Wednesday, May 30th, 2007

When amazed, we often call the object of our amazement a “miracle,” as a sort of short-hand. But the proper next step isn’t to try to outlaw the miracle.

Take the recent AP story about scrapping the Internet. It seems that a few gangs of university researchers have set to work on a new infrastructure, something to replace the haphazard organization of today’s Net. They want a “clean slate.” Even if some find the idea “unthinkable,” as the article puts it, or “even absurd.”

It’s not of course unthinkable. It is all-too-thinkable. Some people are control freaks. Adam Smith called them “men of system”; they don’t like systems that advance piecemeal, adapting to circumstances without much of an overarching plan.

Today’s Internet grew out of some early computer networks.
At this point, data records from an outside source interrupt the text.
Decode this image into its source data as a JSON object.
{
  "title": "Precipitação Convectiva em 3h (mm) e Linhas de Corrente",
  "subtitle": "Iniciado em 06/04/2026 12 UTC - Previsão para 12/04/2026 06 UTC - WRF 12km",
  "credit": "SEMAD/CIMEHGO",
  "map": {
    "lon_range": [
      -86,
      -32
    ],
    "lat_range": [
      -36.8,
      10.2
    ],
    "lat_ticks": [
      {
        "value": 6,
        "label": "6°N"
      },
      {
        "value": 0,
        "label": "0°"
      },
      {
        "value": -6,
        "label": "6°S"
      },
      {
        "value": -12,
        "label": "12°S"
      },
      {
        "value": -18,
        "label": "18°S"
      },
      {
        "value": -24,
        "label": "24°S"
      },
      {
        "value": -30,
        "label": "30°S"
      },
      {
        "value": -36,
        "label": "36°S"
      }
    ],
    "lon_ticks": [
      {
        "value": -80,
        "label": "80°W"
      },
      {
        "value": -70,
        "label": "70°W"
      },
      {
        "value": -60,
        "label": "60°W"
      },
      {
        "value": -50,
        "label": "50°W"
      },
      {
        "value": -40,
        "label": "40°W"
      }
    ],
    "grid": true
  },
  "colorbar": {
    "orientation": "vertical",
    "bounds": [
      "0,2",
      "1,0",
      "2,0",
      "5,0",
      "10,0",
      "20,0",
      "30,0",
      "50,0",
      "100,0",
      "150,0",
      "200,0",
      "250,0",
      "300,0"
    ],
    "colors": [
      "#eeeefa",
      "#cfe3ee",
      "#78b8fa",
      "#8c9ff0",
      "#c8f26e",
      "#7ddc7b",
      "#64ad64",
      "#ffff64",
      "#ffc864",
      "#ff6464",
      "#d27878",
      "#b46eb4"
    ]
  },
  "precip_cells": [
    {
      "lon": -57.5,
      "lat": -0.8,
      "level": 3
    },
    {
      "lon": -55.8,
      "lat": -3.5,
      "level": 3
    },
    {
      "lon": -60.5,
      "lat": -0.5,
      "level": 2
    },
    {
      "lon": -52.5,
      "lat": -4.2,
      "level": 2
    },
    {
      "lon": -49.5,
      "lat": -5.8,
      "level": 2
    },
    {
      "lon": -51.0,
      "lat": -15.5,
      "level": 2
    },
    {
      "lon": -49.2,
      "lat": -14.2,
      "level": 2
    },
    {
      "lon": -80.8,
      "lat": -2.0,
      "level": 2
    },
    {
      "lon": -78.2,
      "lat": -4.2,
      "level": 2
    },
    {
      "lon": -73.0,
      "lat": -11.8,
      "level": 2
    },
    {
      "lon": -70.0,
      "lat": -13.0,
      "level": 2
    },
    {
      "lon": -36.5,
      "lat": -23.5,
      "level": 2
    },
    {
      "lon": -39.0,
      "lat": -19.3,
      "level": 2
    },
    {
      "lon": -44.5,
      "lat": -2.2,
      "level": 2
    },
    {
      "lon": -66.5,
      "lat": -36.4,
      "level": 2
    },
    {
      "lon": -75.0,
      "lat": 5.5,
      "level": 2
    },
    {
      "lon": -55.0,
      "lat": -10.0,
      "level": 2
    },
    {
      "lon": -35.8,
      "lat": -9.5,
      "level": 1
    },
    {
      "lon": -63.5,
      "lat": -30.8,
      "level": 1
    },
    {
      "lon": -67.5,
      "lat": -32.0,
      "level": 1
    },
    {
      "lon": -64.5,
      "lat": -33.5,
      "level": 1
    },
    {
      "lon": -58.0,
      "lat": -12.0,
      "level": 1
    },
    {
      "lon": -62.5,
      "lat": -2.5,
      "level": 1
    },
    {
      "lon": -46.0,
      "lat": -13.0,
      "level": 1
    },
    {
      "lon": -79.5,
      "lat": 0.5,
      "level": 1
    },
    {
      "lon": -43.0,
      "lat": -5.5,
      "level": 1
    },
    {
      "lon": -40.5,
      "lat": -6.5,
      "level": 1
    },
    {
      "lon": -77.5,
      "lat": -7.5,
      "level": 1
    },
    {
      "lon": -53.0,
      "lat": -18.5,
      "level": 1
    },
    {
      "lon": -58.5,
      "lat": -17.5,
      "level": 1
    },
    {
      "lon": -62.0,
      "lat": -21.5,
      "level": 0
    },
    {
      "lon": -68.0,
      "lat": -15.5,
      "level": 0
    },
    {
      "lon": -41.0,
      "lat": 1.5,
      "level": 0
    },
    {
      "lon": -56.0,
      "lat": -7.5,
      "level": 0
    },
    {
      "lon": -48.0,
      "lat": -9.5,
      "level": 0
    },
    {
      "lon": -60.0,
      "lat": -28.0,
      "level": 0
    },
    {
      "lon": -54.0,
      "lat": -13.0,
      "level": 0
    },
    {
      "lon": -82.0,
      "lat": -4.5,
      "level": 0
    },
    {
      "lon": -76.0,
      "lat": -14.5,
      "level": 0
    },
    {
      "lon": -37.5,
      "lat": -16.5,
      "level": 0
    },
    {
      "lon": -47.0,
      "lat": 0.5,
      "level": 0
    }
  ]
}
Some of them, like ArpaNet, were government financed. Others, like CompuServe and the Bulletin Board systems, were privately provided. The Internet grew out of these early efforts, quickly.

It is very much like a market. You need a few ground rules and the rest almost takes care of itself.

A Rutgers professor says that “It’s sort of a miracle that it continues to work well today.”

Yes. Evolved systems like markets and the Internet do seem miraculous. That’s no reason to take the miracle out of the system, is it?

I’d be a lot more comfortable with researchers if they’d concentrate on understanding how decentralized networks work, rather than planning to remake them from scratch.

This is Common Sense. I’m Paul Jacob.